Péguy attaque alors violemment le député du Tarn qui, pour lui, ne parle plus « le langage de la raison » ni même « le langage de la justice » et encore moins « le langage du droit ». Le gérant des Cahiers de la Quinzaine ne comprend pas non plus pourquoi Jaurès valorise « la période racornie où sommes entrés ». Surtout, il ne peut s’expliquer l’estime que porte Jaurès à Combes. « À qui ferez-vous croire que M. Combes est un grand homme d’État ? », écrit Péguy dans La Loi et Les Congrégations. Péguy tourne également en dérision l’argument qui consiste à affirmer que le combisme remplace « la liberté de l’enseignement » par « l’enseignement de la liberté ». « Qu’est-ce que fonder définitivement l’enseignement de la raison et de la liberté ? Quand Téry commit ce délicieux calembour de remplacer la liberté de l’enseignement par l’enseignement de la liberté, il n’y donna pas lui-même une importance excessive… », écrit Péguy, avant d’ajouter : « Il est pénible qu’un homme de votre âge, de votre culture, de votre autorité, de votre passé, un père de famille ramasse un calembour d’un jeune amuseur et nous le présente comme un principe d’action. »
Mais Péguy ne sera pas le seul à vilipender les excès du combisme. Waldeck-Rousseau lui-même, initiateur de la loi sur la séparation de l’Église et de l’État ne se reconnaîtra pas dans l’œuvre de son héritier. Clemenceau également, peut-être à cause de son tempérament anarchiste, s’emportera contre le combisme au Sénat : « Nous avons fait la République française. Nos pères ont cru que c’était pour s’affranchir ; pas du tout, c’était pour changer de maître. Oui, nous avons guillotiné le roi, vive l’État-roi ! Nous avons détrôné le pape, vive l’État-pape ! Nous chassons Dieu, comme disent ces messieurs de la droite, vive l’État-Dieu ! »

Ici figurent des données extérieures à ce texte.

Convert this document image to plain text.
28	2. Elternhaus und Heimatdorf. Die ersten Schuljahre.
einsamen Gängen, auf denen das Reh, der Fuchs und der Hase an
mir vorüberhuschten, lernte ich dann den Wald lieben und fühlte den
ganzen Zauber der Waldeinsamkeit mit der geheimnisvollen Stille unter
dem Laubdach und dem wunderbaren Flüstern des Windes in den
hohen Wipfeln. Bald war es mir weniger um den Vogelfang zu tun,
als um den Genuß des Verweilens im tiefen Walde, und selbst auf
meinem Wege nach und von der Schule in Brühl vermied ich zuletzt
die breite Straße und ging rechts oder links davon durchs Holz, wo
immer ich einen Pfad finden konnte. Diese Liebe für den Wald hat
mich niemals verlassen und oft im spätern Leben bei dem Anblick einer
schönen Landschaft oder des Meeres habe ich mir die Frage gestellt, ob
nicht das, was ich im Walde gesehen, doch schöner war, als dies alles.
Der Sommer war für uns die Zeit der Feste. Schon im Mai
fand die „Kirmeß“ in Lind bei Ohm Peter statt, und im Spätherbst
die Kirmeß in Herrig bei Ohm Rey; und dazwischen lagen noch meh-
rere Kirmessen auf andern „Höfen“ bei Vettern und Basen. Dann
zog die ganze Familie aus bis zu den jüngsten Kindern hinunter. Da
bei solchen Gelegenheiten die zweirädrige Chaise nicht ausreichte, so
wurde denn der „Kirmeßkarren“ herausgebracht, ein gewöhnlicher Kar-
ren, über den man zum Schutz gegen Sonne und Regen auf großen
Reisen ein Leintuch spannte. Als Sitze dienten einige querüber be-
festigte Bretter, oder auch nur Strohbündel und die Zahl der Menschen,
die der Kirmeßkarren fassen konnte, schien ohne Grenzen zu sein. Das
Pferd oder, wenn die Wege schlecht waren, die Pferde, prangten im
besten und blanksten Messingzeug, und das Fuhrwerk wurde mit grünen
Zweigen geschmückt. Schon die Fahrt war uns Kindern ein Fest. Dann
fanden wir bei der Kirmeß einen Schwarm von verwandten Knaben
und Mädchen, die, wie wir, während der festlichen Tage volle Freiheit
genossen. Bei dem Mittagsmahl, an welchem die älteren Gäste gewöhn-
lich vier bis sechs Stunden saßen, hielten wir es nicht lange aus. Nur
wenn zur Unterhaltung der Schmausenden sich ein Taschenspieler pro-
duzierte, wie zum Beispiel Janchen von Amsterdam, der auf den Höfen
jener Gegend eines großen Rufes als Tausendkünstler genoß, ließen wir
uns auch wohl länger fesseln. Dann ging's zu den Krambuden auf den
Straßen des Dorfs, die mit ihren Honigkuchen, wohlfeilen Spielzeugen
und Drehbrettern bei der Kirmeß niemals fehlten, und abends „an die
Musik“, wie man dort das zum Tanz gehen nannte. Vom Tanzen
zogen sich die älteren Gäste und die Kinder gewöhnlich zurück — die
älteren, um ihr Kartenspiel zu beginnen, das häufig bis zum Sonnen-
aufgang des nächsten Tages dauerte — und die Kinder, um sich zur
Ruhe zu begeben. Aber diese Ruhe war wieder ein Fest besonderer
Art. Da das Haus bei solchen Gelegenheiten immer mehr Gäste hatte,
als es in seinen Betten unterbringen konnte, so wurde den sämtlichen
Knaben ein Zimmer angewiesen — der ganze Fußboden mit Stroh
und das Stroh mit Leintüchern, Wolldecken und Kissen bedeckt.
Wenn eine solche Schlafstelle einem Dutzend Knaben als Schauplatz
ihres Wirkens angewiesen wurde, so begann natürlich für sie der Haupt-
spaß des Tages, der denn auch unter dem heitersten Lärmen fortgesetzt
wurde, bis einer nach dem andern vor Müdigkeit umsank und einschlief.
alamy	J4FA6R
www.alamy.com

Pour Péguy néanmoins, le combisme n’est pas une fatalité. La modernité n’a pas tué pour toujours la mystique. L’espérance de Péguy, comme son désespoir, ne manque pas de souligner l’interdépendance des deux esprits, la communion des saints avec les héros : « Tout fait croire que les deux mystiques vont refleurir à la fois, la républicaine et la chrétienne. Du même mouvement. D’un seul mouvement profond, comme elles disparaissaient ensemble… »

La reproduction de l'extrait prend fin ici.